That old Duck

 

October 26, 1998

 

I found the picture of the duck, Carlton, as I was packing to change jobs. I had almost totally forgotten about the creature who had lived near our apartment in East Rutherford, and seeing its image again, I recalled it as well as the pet duck I owned as a kid.

 I know pet ducks are uncommon. Indeed, in some municipalities ‑‑ which are trying to get over the image of being a farm community ‑‑ having a duck is actually illegal. Secaucus for instance, so traumatized by the stigmata as Pig Capital of New Jersey outlawed the creatures. West Paterson, which used to serve the area as dairy, outlawed goats, sheep and cows as well as other farm animals.

 But when I was a kid, such creatures were still allowed in most communities. I must have been about eight or nine when a neighbor decided to give everyone of the local kids a baby chick for Easter, surprised even shocked when the chick grew up in the shape of a large white duck.

 At least, mine did. For some reason ‑‑ I supposed my family's adopting the creature made it struggle to survive when none of the others did. Each of the other children appeared at their door one day over the next few months, sad‑faced, relating news that their chick had fallen ill over night and died.

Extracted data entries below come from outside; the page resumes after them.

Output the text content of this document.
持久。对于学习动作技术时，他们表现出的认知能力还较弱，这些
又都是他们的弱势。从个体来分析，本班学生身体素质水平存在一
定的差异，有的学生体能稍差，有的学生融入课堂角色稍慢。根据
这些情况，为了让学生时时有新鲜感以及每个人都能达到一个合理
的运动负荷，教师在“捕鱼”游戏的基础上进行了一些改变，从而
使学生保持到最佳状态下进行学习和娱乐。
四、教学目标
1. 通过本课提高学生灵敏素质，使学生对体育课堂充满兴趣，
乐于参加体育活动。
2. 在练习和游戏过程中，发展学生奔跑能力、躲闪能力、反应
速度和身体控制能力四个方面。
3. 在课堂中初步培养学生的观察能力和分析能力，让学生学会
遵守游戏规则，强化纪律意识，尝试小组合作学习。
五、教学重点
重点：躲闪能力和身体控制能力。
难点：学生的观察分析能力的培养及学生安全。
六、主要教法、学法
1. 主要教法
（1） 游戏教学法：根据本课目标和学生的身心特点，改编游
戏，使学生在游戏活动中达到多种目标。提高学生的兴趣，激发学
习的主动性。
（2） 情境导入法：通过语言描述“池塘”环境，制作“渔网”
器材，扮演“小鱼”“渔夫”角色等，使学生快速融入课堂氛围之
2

Each then marveled how mine did not, asking me every day if the chick ‑‑ which was clearly now a duck ‑‑ felt all right, a little jealous when I said, certainly, and later, supportive as if the survival of that duck meant something important to all of us, a preservation of a past that was rapidly evaporating around us, as bulldozers knocked down the woods where we hung out.

 If the animal had a name, I don't recall it, though during  its stay my grandmother, uncles, grandfather and mother called it a number of things, often none of which could be considered flattery. I don't even remember what it ate, only that it used ‑‑ or attempted to use ‑‑ a litter pan containing cat litter, and that sometimes when it was in a mood it was likely to let loose with a load in your lap.

 The creature had the freedom of the house and the yard, and often as not waddled behind my waddling grandmother all day long, as if the duck believed the old woman as its mother, the duck quacking in that low, constant way of its as my grandmother grumbled.

 The duck died eventually from ingesting paint which it had found in the yard as men painted the outside of the house. We buried it near the fence and I remember how hurt I was and how lucky I felt to have had such an animal in my life.

 On January 1, 1990, Sharon and I moved to East Rutherford, and because it was the dead of winter we saw no duck in the yard down the street. We did meet a goose in Ward Park in Passaic that we called "the Mayor" because he had two female geese constantly in his attendance, and would stop from time to time to hoot and howl as if commenting on the world. He was known to chase cars and snap at the hands of people who tried to feed him, a moody, cantankerous old gentlemen from whom we kept our distance and yet went often to see, even in the dead of winter.

 By Spring, however, we discovered a new friend, one just as moody and likely to bite a finger, but one who lived in our neighborhood and swam in pool in the back yard of a local home, the sensation of local school children who paused often at the fence to wiggle their fingers temptingly at him, as he quacked along the fence in an attempt to nip them off.

 Carlton, as the owner called him, was one more miracle, in much the way my duck had been, a survivor to a science experiment gone wrong at the local grammar school. Student had tried to incubate some eggs and burned them all to a crisp, except for one, Carlton's.

 The neighbor across the street from the school took the creature in, gave him freedom of the yard and basement, set out a swimming pool for him to swim in during warmer weather. Everybody stopped to say hello, which only made the duck furious. He grew so ill tempered that dogs feared him and cats got out of his way. The only creature capable of dueling him was a raccoon which wounded him, but only after Carlton send the raccoon fleeing.

 Carlton walked with a limp ever after as a reminder of that confrontation.

 Carlton was already old when we came upon him, and never grew to like us much, only recognizing us when we came, following us along the fence to give us a piece of his mind. He was the one thing we both missed when we left East Rutherford, and the one creature we wondered about years later.

 in 1996, I went back, and found the creature, older, slower, but in no better mood, swimming in his pool nearly exclusively because old age would not let him waddle as he once had. It was from this time that the picture came, and I took it knowing the creature did not have long to live, knowing that if I did not take it at that moment when he was still well‑preserved, I would only later snap a picture of his dying, and I did not want that.

 By now, I am certain he has passed on, and yet, I have him contained in this photograph, the way he, the mayor and my own duck are in my mind, as immortal as my memory can make them, and part of some larger thing I cannot quite explain.